Domestic relations cases; witness refusal to answer question on ground that it may self-incriminate. (HB67)

Introduced By

Del. David Toscano (D-Charlottesville)


Passed Committee
Passed House
Passed Senate
Signed by Governor
Became Law


Domestic relations; self-incrimination; adverse inference.  Provides that in actions filed on or after July 1, 2010, for spousal support, custody, or visitation under Title 16.1 or for divorce or separate maintenance filed under Title 20, the court may draw an adverse inference against any party or witness who refuses to answer a question regarding conduct constituting adultery, sodomy, or buggery outside of marriage, or fornication on the ground that the testimony might be self-incriminating. Read the Bill »

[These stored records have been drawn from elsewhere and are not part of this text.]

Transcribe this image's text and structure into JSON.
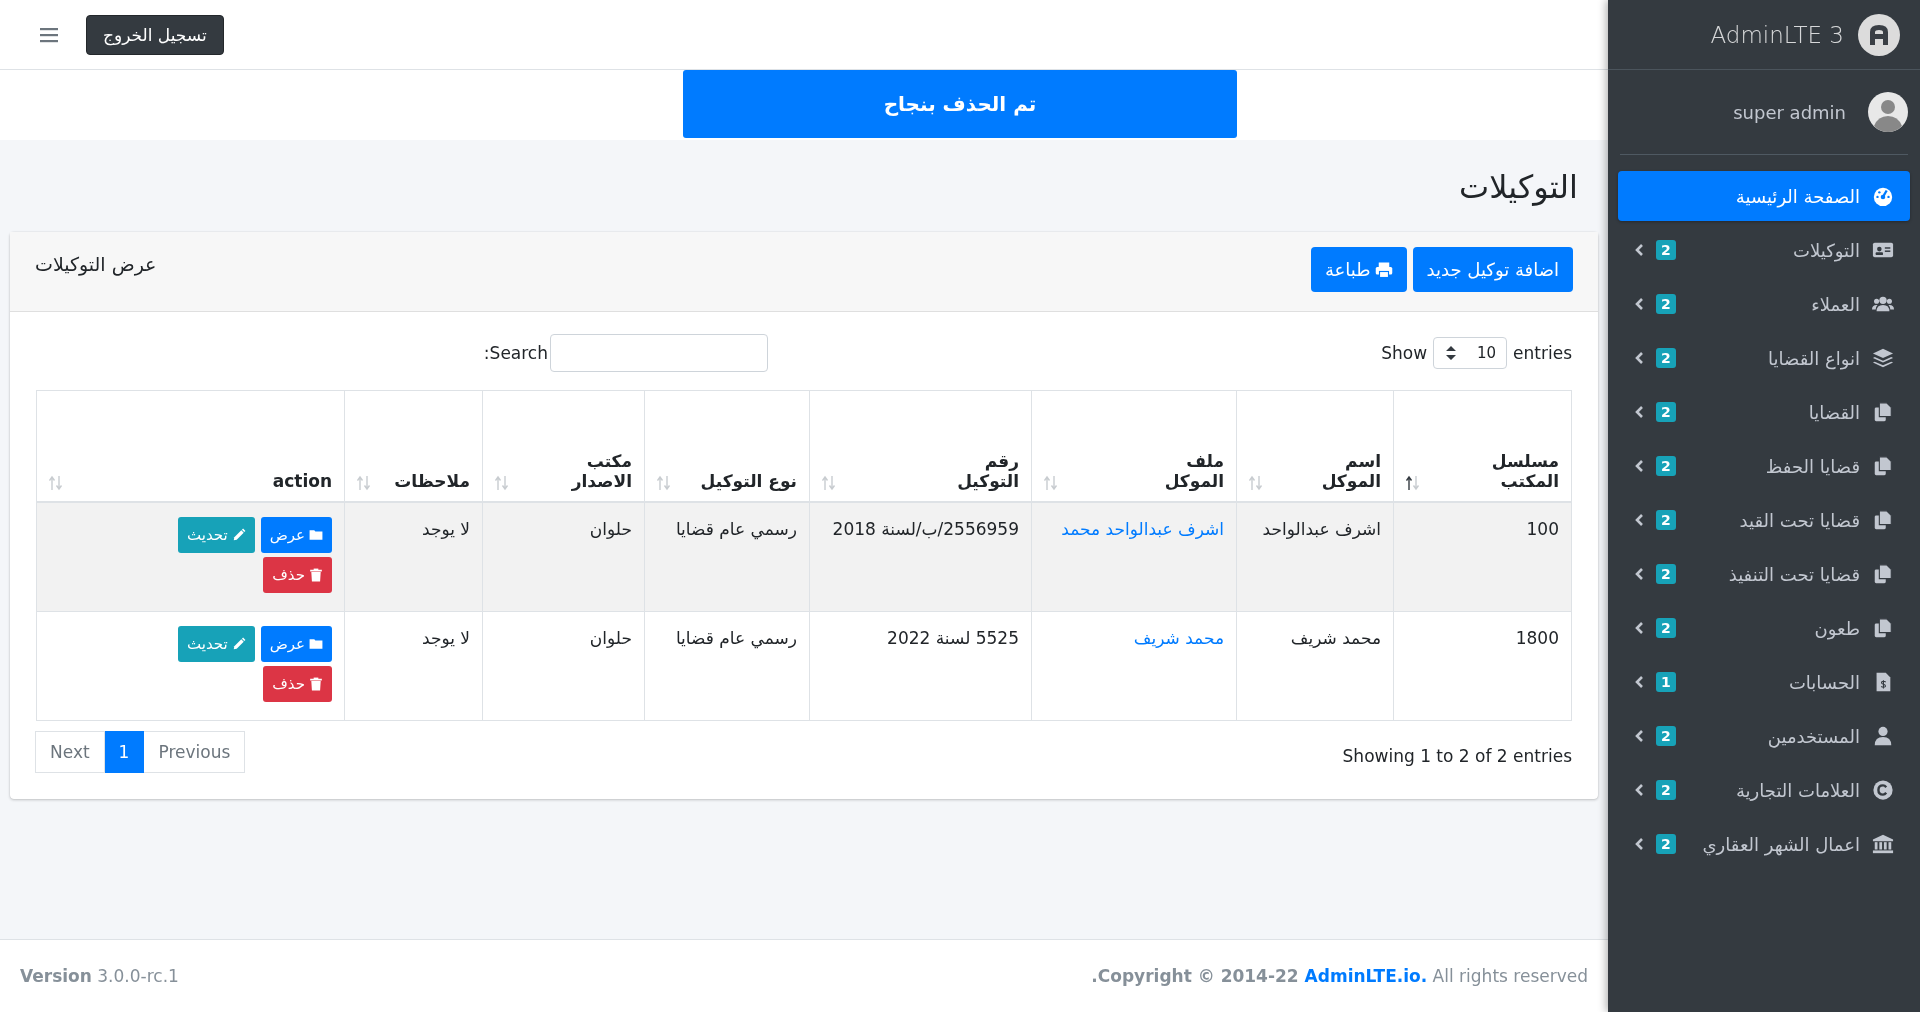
{
  "topbar": {
    "logout_button": "تسجيل الخروج"
  },
  "alert": {
    "message": "تم الحذف بنجاح"
  },
  "page_title": "التوكيلات",
  "card": {
    "title": "عرض التوكيلات",
    "buttons": [
      {
        "label": "اضافة توكيل جديد",
        "kind": "add"
      },
      {
        "label": "طباعة",
        "kind": "print"
      }
    ]
  },
  "table_controls": {
    "show_label": "Show",
    "page_size": "10",
    "entries_label": "entries",
    "search_label": ":Search"
  },
  "table": {
    "columns": [
      {
        "label": "مسلسل المكتب",
        "sorted": true,
        "kind": "text"
      },
      {
        "label": "اسم الموكل",
        "sorted": false,
        "kind": "text"
      },
      {
        "label": "ملف الموكل",
        "sorted": false,
        "kind": "link"
      },
      {
        "label": "رقم التوكيل",
        "sorted": false,
        "kind": "text"
      },
      {
        "label": "نوع التوكيل",
        "sorted": false,
        "kind": "text"
      },
      {
        "label": "مكتب الاصدار",
        "sorted": false,
        "kind": "text"
      },
      {
        "label": "ملاحظات",
        "sorted": false,
        "kind": "text"
      },
      {
        "label": "action",
        "sorted": false,
        "kind": "actions"
      }
    ],
    "rows": [
      {
        "cells": [
          "100",
          "اشرف عبدالواحد",
          "اشرف عبدالواحد محمد",
          "2556959/ب/لسنة 2018",
          "رسمي عام قضايا",
          "حلوان",
          "لا يوجد"
        ],
        "actions": [
          {
            "label": "عرض",
            "kind": "view"
          },
          {
            "label": "تحديث",
            "kind": "edit"
          },
          {
            "label": "حذف",
            "kind": "delete"
          }
        ]
      },
      {
        "cells": [
          "1800",
          "محمد شريف",
          "محمد شريف",
          "5525 لسنة 2022",
          "رسمي عام قضايا",
          "حلوان",
          "لا يوجد"
        ],
        "actions": [
          {
            "label": "عرض",
            "kind": "view"
          },
          {
            "label": "تحديث",
            "kind": "edit"
          },
          {
            "label": "حذف",
            "kind": "delete"
          }
        ]
      }
    ]
  },
  "table_info": "Showing 1 to 2 of 2 entries",
  "pagination": [
    {
      "label": "Previous",
      "selected": false
    },
    {
      "label": "1",
      "selected": true
    },
    {
      "label": "Next",
      "selected": false
    }
  ],
  "footer": {
    "copyright": ".Copyright © 2014-22",
    "link": "AdminLTE.io.",
    "rights": "All rights reserved",
    "version_label": "Version",
    "version": "3.0.0-rc.1"
  },
  "sidebar": {
    "brand": "AdminLTE 3",
    "user": "super admin",
    "items": [
      {
        "label": "الصفحة الرئيسية",
        "kind": "dashboard",
        "selected": true
      },
      {
        "label": "التوكيلات",
        "kind": "idcard",
        "badge": "2",
        "selected": false
      },
      {
        "label": "العملاء",
        "kind": "users",
        "badge": "2",
        "selected": false
      },
      {
        "label": "انواع القضايا",
        "kind": "layers",
        "badge": "2",
        "selected": false
      },
      {
        "label": "القضايا",
        "kind": "copy",
        "badge": "2",
        "selected": false
      },
      {
        "label": "قضايا الحفظ",
        "kind": "copy",
        "badge": "2",
        "selected": false
      },
      {
        "label": "قضايا تحت القيد",
        "kind": "copy",
        "badge": "2",
        "selected": false
      },
      {
        "label": "قضايا تحت التنفيذ",
        "kind": "copy",
        "badge": "2",
        "selected": false
      },
      {
        "label": "طعون",
        "kind": "copy",
        "badge": "2",
        "selected": false
      },
      {
        "label": "الحسابات",
        "kind": "invoice",
        "badge": "1",
        "selected": false
      },
      {
        "label": "المستخدمين",
        "kind": "user",
        "badge": "2",
        "selected": false
      },
      {
        "label": "العلامات التجارية",
        "kind": "copyright",
        "badge": "2",
        "selected": false
      },
      {
        "label": "اعمال الشهر العقاري",
        "kind": "bank",
        "badge": "2",
        "selected": false
      }
    ]
  }
}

01/22/2010: Merged into HB14


12/28/2009Prefiled and ordered printed; offered 01/13/10 10101353D
12/28/2009Referred to Committee for Courts of Justice
01/13/2010Assigned Courts sub: Civil
01/15/2010Assigned Courts sub: Civil
01/18/2010Subcommittee recommends incorporating (HB14-Marshall, R.G.)
01/22/2010Incorporated by Courts of Justice (HB14-Marshall, R.G.)

Duplicate Bills

The following bills are identical to this one: HB14.


marsha maines writes:

does this bill actually say CONSTITUTIONAL RIGHTS are NOT enforced?

Karen Cole writes:

This bill is concerning to say the least. It has been recognized for a long time that a victim’s refusal to speak may be rooted in fear of reprisal by the offender. There really aren't a whole lot of options, but to cite that the testimony might be self-incriminating.

Lloyd Snook writes:

Marsha -- no. The Constitution prohibits a criminal court from using a refusal to answer as proof of guilt. This bill would not tamper with that rule.

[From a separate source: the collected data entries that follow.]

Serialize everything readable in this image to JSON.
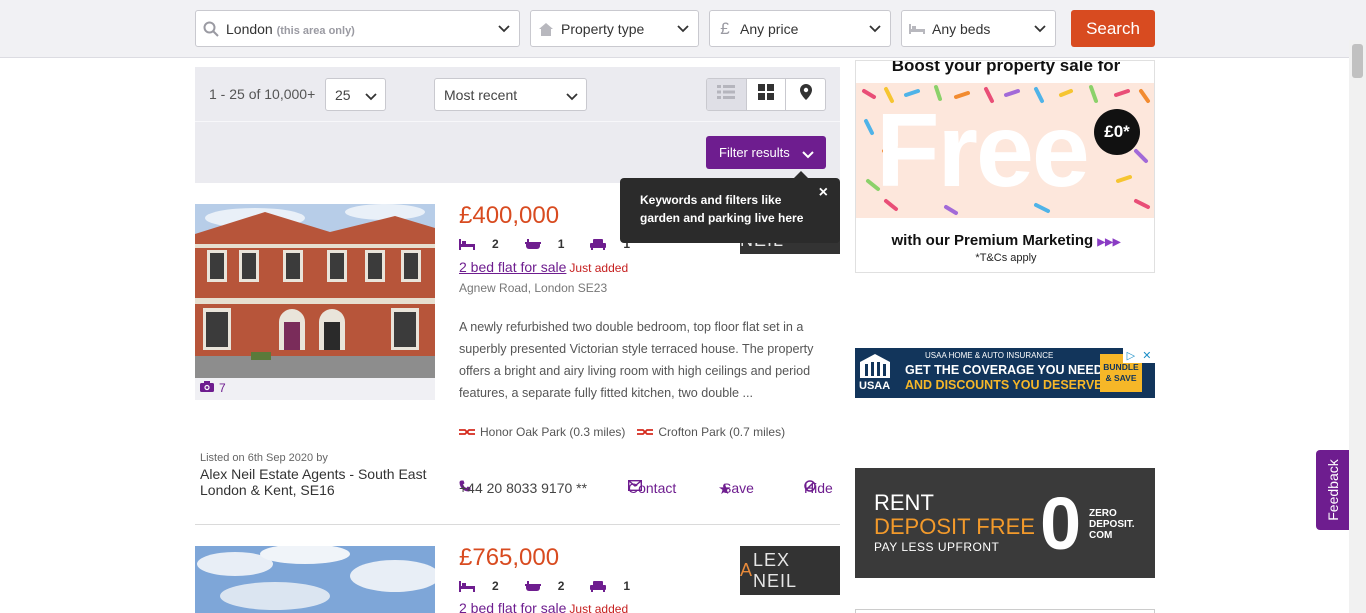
{
  "search": {
    "location": "London",
    "location_hint": "(this area only)",
    "property_type": "Property type",
    "price": "Any price",
    "beds": "Any beds",
    "search_label": "Search"
  },
  "results": {
    "count_text": "1 - 25 of 10,000+",
    "per_page": "25",
    "sort": "Most recent",
    "filter_label": "Filter results",
    "tooltip_text": "Keywords and filters like garden and parking live here",
    "tooltip_close": "×"
  },
  "listings": [
    {
      "price": "£400,000",
      "beds": "2",
      "baths": "1",
      "receptions": "1",
      "title": "2 bed flat for sale",
      "badge": "Just added",
      "address": "Agnew Road, London SE23",
      "description": "A newly refurbished two double bedroom, top floor flat set in a superbly presented Victorian style terraced house. The property offers a bright and airy living room with high ceilings and period features, a separate fully fitted kitchen, two double ...",
      "stations": [
        "Honor Oak Park (0.3 miles)",
        "Crofton Park (0.7 miles)"
      ],
      "listed": "Listed on 6th Sep 2020 by",
      "agent": "Alex Neil Estate Agents - South East London & Kent, SE16",
      "phone": "+44 20 8033 9170 **",
      "contact": "Contact",
      "save": "Save",
      "hide": "Hide",
      "photo_count": "7",
      "logo_text": "ALEX NEIL"
    },
    {
      "price": "£765,000",
      "beds": "2",
      "baths": "2",
      "receptions": "1",
      "title": "2 bed flat for sale",
      "badge": "Just added",
      "logo_a": "A",
      "logo_text": "LEX NEIL"
    }
  ],
  "ads": {
    "free": {
      "top": "Boost your property sale for",
      "big": "Free",
      "badge": "£0*",
      "line": "with our Premium Marketing",
      "arrows": "▶▶▶",
      "tc": "*T&Cs apply"
    },
    "usaa": {
      "brand": "USAA",
      "top": "USAA HOME & AUTO INSURANCE",
      "line1": "GET THE COVERAGE YOU NEED",
      "line2": "AND DISCOUNTS YOU DESERVE",
      "cta": "BUNDLE & SAVE"
    },
    "zero": {
      "rent": "RENT",
      "deposit": "DEPOSIT FREE",
      "sub": "PAY LESS UPFRONT",
      "digit": "0",
      "brand1": "ZERO",
      "brand2": "DEPOSIT.",
      "brand3": "COM"
    }
  },
  "feedback_label": "Feedback",
  "colors": {
    "accent": "#6e1d8f",
    "price": "#d84b20",
    "search_button": "#d84b20",
    "just_added": "#c62020"
  }
}
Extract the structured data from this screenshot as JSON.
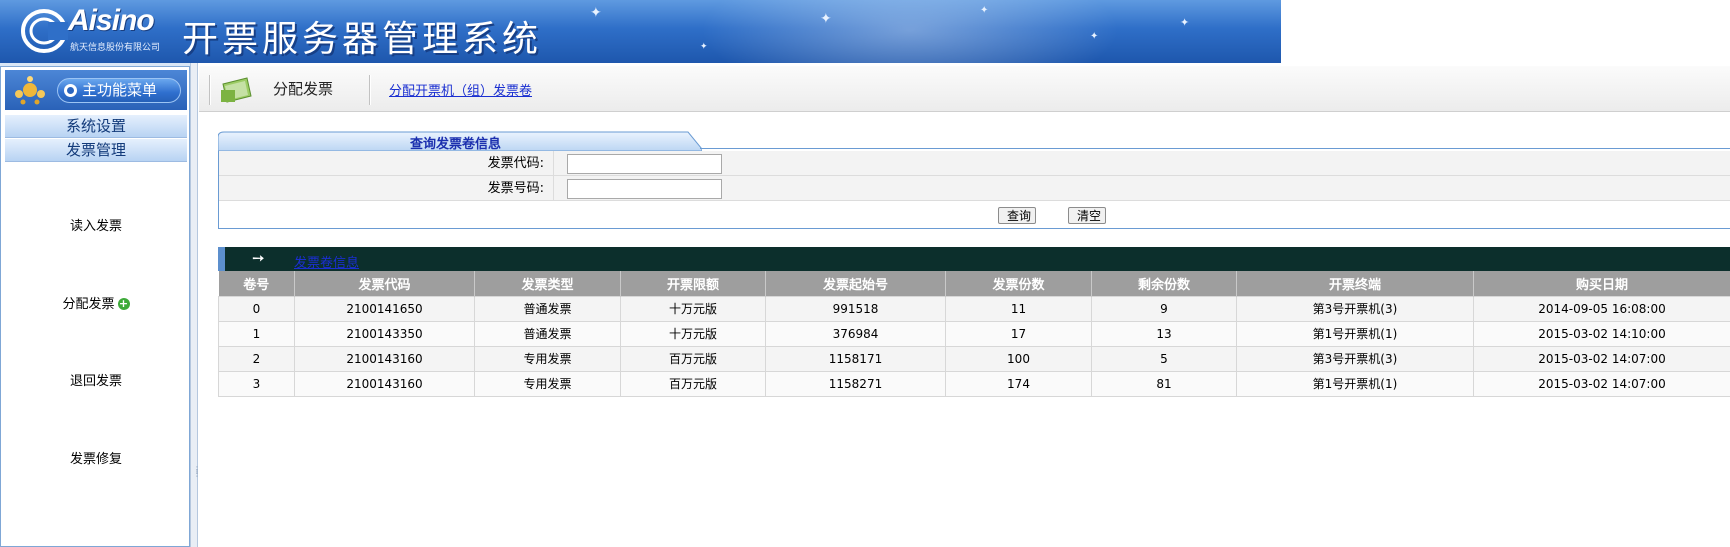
{
  "header": {
    "logo_text": "Aisino",
    "logo_subtitle": "航天信息股份有限公司",
    "system_title": "开票服务器管理系统"
  },
  "sidebar": {
    "main_menu_label": "主功能菜单",
    "sections": [
      {
        "label": "系统设置"
      },
      {
        "label": "发票管理"
      }
    ],
    "items": [
      {
        "label": "读入发票"
      },
      {
        "label": "分配发票"
      },
      {
        "label": "退回发票"
      },
      {
        "label": "发票修复"
      }
    ]
  },
  "toolbar": {
    "title": "分配发票",
    "link": "分配开票机（组）发票卷"
  },
  "query": {
    "tab_title": "查询发票卷信息",
    "fields": [
      {
        "label": "发票代码:",
        "value": ""
      },
      {
        "label": "发票号码:",
        "value": ""
      }
    ],
    "search_button": "查询",
    "clear_button": "清空"
  },
  "results": {
    "title": "发票卷信息",
    "columns": [
      "卷号",
      "发票代码",
      "发票类型",
      "开票限额",
      "发票起始号",
      "发票份数",
      "剩余份数",
      "开票终端",
      "购买日期"
    ],
    "rows": [
      [
        "0",
        "2100141650",
        "普通发票",
        "十万元版",
        "991518",
        "11",
        "9",
        "第3号开票机(3)",
        "2014-09-05 16:08:00"
      ],
      [
        "1",
        "2100143350",
        "普通发票",
        "十万元版",
        "376984",
        "17",
        "13",
        "第1号开票机(1)",
        "2015-03-02 14:10:00"
      ],
      [
        "2",
        "2100143160",
        "专用发票",
        "百万元版",
        "1158171",
        "100",
        "5",
        "第3号开票机(3)",
        "2015-03-02 14:07:00"
      ],
      [
        "3",
        "2100143160",
        "专用发票",
        "百万元版",
        "1158271",
        "174",
        "81",
        "第1号开票机(1)",
        "2015-03-02 14:07:00"
      ]
    ]
  },
  "colors": {
    "banner": "#2f6fc8",
    "link": "#1a2fd1",
    "table_header": "#9e9e9e",
    "result_bar": "#0c2f2c"
  }
}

Here's the situation that it is supposed to fix. Husband has been cheating on Wife. Wife can prove that Husband spent the night in the bedroom of Girlfriend, because she has had a private investigator following him, but Wife can't prove what happened in the bedroom (i.e. can't prove that there was intercourse) to be able to get a fault-based divorce. If you call Husband to the witness stand, he can take the Fifth Amendment, as can Girlfriend. That leaves you with no proof of adultery.

To Karen: I have a hard time seeing how this would lead to an incorrect inference being used against someone who is physically afraid of telling the truth. First, almost by definition, this statute would have bearing only when the parties are no longer living together. Second, assume that Husband is afraid of telling the truth because Wife has threatened to do a Lorena Bobbitt on him if he cheats on her. Assume that he refuses to answer, allowing the court to conclude that he WAS having sex. It seems to me that the only thing that we would care about is if that conclusion was going to turn out to be incorrect. And I can't see how the conclusion in such a case would be incorrect.